Another Twinx Example#

This example is nice because it annotates the daylight curve with the length of the day. The plot shows how the average temperature “lags” the length of the day: the temperature doesn’t change immediately with the length of the day.

The code takes a time-slice for a 12 month period. When finding the equinox points, we make use of Tuple packing and unpacking to combine two lines of code into one line. This is a bit of a trick and is a nice way to shorten highly similar code.

Temperature & Daylight

avg = df['AvgTemp'].loc['2020-08':'2021-07']
day_len = df['Day Light'].loc['2020-08':'2021-07']

# find the minimum and maximum daylight days.
# Use Tuple packing and unpacking to reduce the line count.

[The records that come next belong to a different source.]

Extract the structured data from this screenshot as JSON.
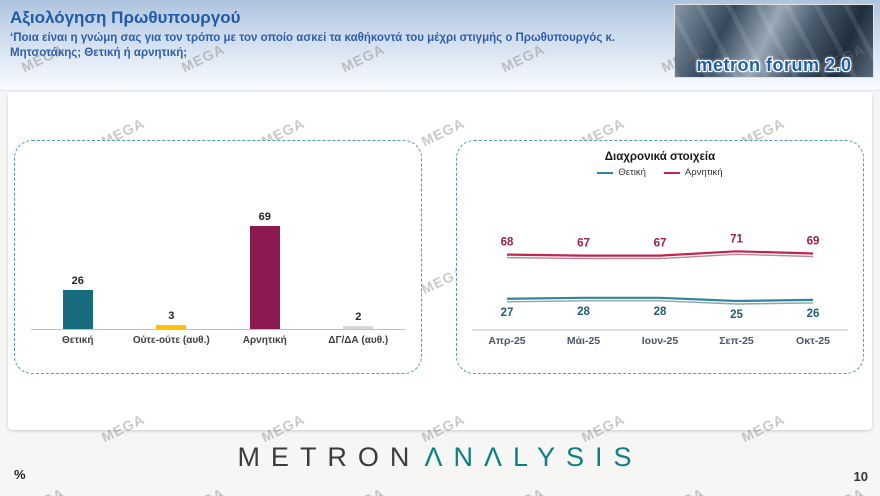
{
  "header": {
    "title": "Αξιολόγηση Πρωθυπουργού",
    "subtitle": "‘Ποια είναι η γνώμη σας για τον τρόπο με τον οποίο ασκεί τα καθήκοντά του μέχρι στιγμής ο Πρωθυπουργός κ. Μητσοτάκης; Θετική ή αρνητική;",
    "logo_text": "metron forum 2.0"
  },
  "watermark": {
    "text": "MEGA"
  },
  "chart_data": [
    {
      "type": "bar",
      "title": "",
      "categories": [
        "Θετική",
        "Ούτε-ούτε (αυθ.)",
        "Αρνητική",
        "ΔΓ/ΔΑ (αυθ.)"
      ],
      "values": [
        26,
        3,
        69,
        2
      ],
      "colors": [
        "#186a7d",
        "#ffc000",
        "#8a1a4f",
        "#d9d9d9"
      ],
      "ylim": [
        0,
        100
      ],
      "xlabel": "",
      "ylabel": ""
    },
    {
      "type": "line",
      "title": "Διαχρονικά στοιχεία",
      "categories": [
        "Απρ-25",
        "Μάι-25",
        "Ιουν-25",
        "Σεπ-25",
        "Οκτ-25"
      ],
      "series": [
        {
          "name": "Θετική",
          "values": [
            27,
            28,
            28,
            25,
            26
          ],
          "color": "#31859c",
          "label_color": "#1f5f74",
          "shadow": "#11505e"
        },
        {
          "name": "Αρνητική",
          "values": [
            68,
            67,
            67,
            71,
            69
          ],
          "color": "#c0254e",
          "label_color": "#9c1f47",
          "shadow": "#7f1437"
        }
      ],
      "ylim": [
        0,
        100
      ],
      "legend_position": "top",
      "axis_label_color": "#4a5568"
    }
  ],
  "footer": {
    "percent_label": "%",
    "page_number": "10",
    "brand_left": "METRON",
    "brand_right": "ΛNΛLYSIS"
  }
}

Trick!
min_day, max_day = day_len.idxmin(), day_len.idxmax()
min_len, max_len = day_len[min_day], day_len[max_day]

# Create a figure and a set of subplots
fig, ax1 = plt.subplots(1)

# Plot the first series on the left y-axis
# We need to set the rotation before we plot
ax1.plot(avg.index, avg.values, color='tab:blue')
ax1.set_ylabel('Avg Daily Temp', color='b')

# create a second axes for better visualization of Day Length
ax2 = ax1.twinx()

# plot the Day Length and set the label
ax2.plot(day_len.index, day_len.values, color='darkviolet')
ax2.set_ylabel('Day Light Hours', color='darkviolet')

# plot the min/max with red points and annotate the day length
ax2.scatter([min_day, max_day], [min_len, max_len], color='red', s=30)
for x, y in zip([min_day, max_day], [min_len, max_len]):
    # right alight the text to the xy-offset value
    ax2.annotate(f'{y:.2f} Hours', (x, y), textcoords='offset points', 
             xytext=(-15,0), ha="right", color='black')

plt.title('Average Temp & Day Light\nSnohomish 2020-21')


I’ve found that using Seaborn is helpful in only a few situations.

  1. When the data is in the “unpivoted” format.

  2. When you have multiple y-values at the same x-value and you want to average them out automatically.

  3. When you have many lines that you want to plot with different colors.

  4. When you want to differentiate the lines using size or style.

  5. When you want to do a scatter plot and do a line of best fit.